Depuis qu’il a été sèchement congédié par son employeur, le présentateur historique du « 20h » de TF1 n’a pas pris la moindre « retraite ». Patrick Poivre d’Arvor a enchaîné les émissions de télé, les voyages, les livres, à un rythme effréné. « Trop, peut-être », reconnaît-il aujourd’hui, frappé de sidération, comme nous tous, par la catastrophe actuelle, l’arrêt total de ses activités, le confinement.
Faisant contre mauvaise fortune bon coeur, il raconte en toute simplicité son quotidien, et essaie de se projeter dans l’après. Le cigare, ce « plaisir raisonné », en fera à l’évidence partie.
Patrick Poivre d’Arvor, où êtes-vous confiné, dans quelles conditions ?
Chez moi, à Neuilly, comme un lion en cage ! Je suis tout seul. Seuls mes deux fils passent me voir quand ils peuvent. Je fais des choses matérielles, que je ne faisais pas avant, comme aller faire des courses à la supérette du quartier. Et je cours tous les jours, muni de ma dérogation. On aura tout vécu : maintenant, il faut s’autoriser à sortir ! Bien sûr, cette situation inédite amène chacun à réfléchir : sur l’essentiel et l’accessoire, sur la façon dont on a toujours vécu. On va peut-être vers un retour aux fondamentaux, à l’essentiel : la nature, la floraison du printemps. Des choses simples… J’ai passé ma vie à courir. Sur le moment on se rend moins compte des choses, et puis, lorsqu’elles arrivent, il faut, autant que faire se peut, les positiver. Je me rappelle mon dernier JT sur TF1. J’avais dit en partant, citant Shakespeare : « Ce qu’on ne peut éviter, il faut l’embrasser ».

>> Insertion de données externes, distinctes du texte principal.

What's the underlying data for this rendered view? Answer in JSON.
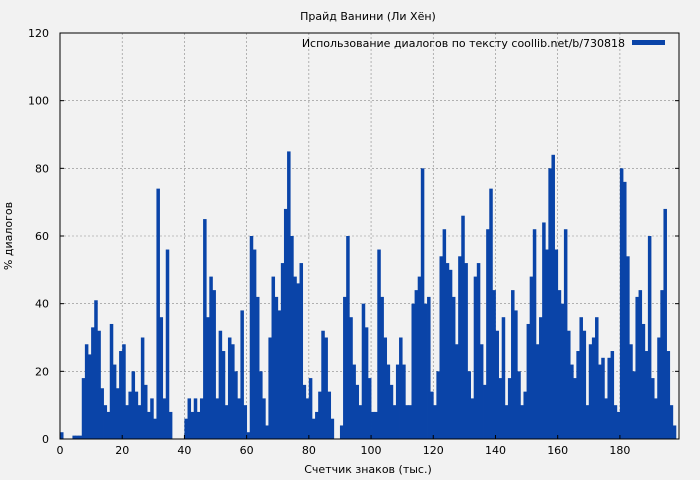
{
  "chart_data": {
    "type": "area",
    "title": "Прайд Ванини (Ли Хён)",
    "xlabel": "Счетчик знаков (тыс.)",
    "ylabel": "% диалогов",
    "xlim": [
      0,
      199
    ],
    "ylim": [
      0,
      120
    ],
    "x_ticks": [
      0,
      20,
      40,
      60,
      80,
      100,
      120,
      140,
      160,
      180
    ],
    "y_ticks": [
      0,
      20,
      40,
      60,
      80,
      100,
      120
    ],
    "grid": true,
    "legend_position": "top-right",
    "series": [
      {
        "name": "Использование диалогов по тексту coollib.net/b/730818",
        "color": "#0a44a8",
        "x": [
          0,
          1,
          2,
          3,
          4,
          5,
          6,
          7,
          8,
          9,
          10,
          11,
          12,
          13,
          14,
          15,
          16,
          17,
          18,
          19,
          20,
          21,
          22,
          23,
          24,
          25,
          26,
          27,
          28,
          29,
          30,
          31,
          32,
          33,
          34,
          35,
          36,
          37,
          38,
          39,
          40,
          41,
          42,
          43,
          44,
          45,
          46,
          47,
          48,
          49,
          50,
          51,
          52,
          53,
          54,
          55,
          56,
          57,
          58,
          59,
          60,
          61,
          62,
          63,
          64,
          65,
          66,
          67,
          68,
          69,
          70,
          71,
          72,
          73,
          74,
          75,
          76,
          77,
          78,
          79,
          80,
          81,
          82,
          83,
          84,
          85,
          86,
          87,
          88,
          89,
          90,
          91,
          92,
          93,
          94,
          95,
          96,
          97,
          98,
          99,
          100,
          101,
          102,
          103,
          104,
          105,
          106,
          107,
          108,
          109,
          110,
          111,
          112,
          113,
          114,
          115,
          116,
          117,
          118,
          119,
          120,
          121,
          122,
          123,
          124,
          125,
          126,
          127,
          128,
          129,
          130,
          131,
          132,
          133,
          134,
          135,
          136,
          137,
          138,
          139,
          140,
          141,
          142,
          143,
          144,
          145,
          146,
          147,
          148,
          149,
          150,
          151,
          152,
          153,
          154,
          155,
          156,
          157,
          158,
          159,
          160,
          161,
          162,
          163,
          164,
          165,
          166,
          167,
          168,
          169,
          170,
          171,
          172,
          173,
          174,
          175,
          176,
          177,
          178,
          179,
          180,
          181,
          182,
          183,
          184,
          185,
          186,
          187,
          188,
          189,
          190,
          191,
          192,
          193,
          194,
          195,
          196,
          197,
          198
        ],
        "values": [
          2,
          0,
          0,
          0,
          1,
          1,
          1,
          18,
          28,
          25,
          33,
          41,
          32,
          15,
          10,
          8,
          34,
          22,
          15,
          26,
          28,
          10,
          14,
          20,
          14,
          10,
          30,
          16,
          8,
          12,
          6,
          74,
          36,
          12,
          56,
          8,
          0,
          0,
          0,
          0,
          6,
          12,
          8,
          12,
          8,
          12,
          65,
          36,
          48,
          44,
          12,
          32,
          26,
          10,
          30,
          28,
          20,
          12,
          38,
          10,
          2,
          60,
          56,
          42,
          20,
          12,
          4,
          30,
          48,
          42,
          38,
          52,
          68,
          85,
          60,
          48,
          46,
          52,
          16,
          12,
          18,
          6,
          8,
          14,
          32,
          30,
          14,
          6,
          0,
          0,
          4,
          42,
          60,
          36,
          22,
          16,
          10,
          40,
          33,
          18,
          8,
          8,
          56,
          42,
          30,
          22,
          16,
          10,
          22,
          30,
          22,
          10,
          10,
          40,
          44,
          48,
          80,
          40,
          42,
          14,
          10,
          20,
          54,
          62,
          52,
          50,
          42,
          28,
          54,
          66,
          52,
          20,
          12,
          48,
          52,
          28,
          16,
          62,
          74,
          44,
          32,
          18,
          36,
          10,
          18,
          44,
          38,
          20,
          10,
          14,
          34,
          48,
          62,
          28,
          36,
          64,
          56,
          80,
          84,
          56,
          44,
          40,
          62,
          32,
          22,
          18,
          26,
          36,
          32,
          10,
          28,
          30,
          36,
          22,
          24,
          12,
          24,
          26,
          10,
          8,
          80,
          76,
          54,
          28,
          20,
          42,
          44,
          34,
          26,
          60,
          18,
          12,
          30,
          44,
          68,
          26,
          10,
          4,
          0
        ]
      }
    ]
  }
}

A quoi occupez-vous votre temps ?
J’en profite pour ranger ma bibliothèque. Je retrouve des livres que j’ai lus et oubliés, ou jamais lus, et je les (re)lis. Des classiques, des chefs d’oeuvre, comme Aurélien, le roman surréaliste de Louis Aragon. J’écris également : je suis en train de travailler à un essai, une réflexion sur les gens qui ont fait le choix de partir vivre au bout du monde. Drôle de coïncidence. Et aussi à un livre sur ma chère Bretagne, une commande que je n’avais pas eu le temps d’honorer jusqu’ici. Mon éditeur va être content !
Votre dernier roman, L’Ambitieux, paru chez Grasset le 27 février, a été l’une des victimes de la crise ?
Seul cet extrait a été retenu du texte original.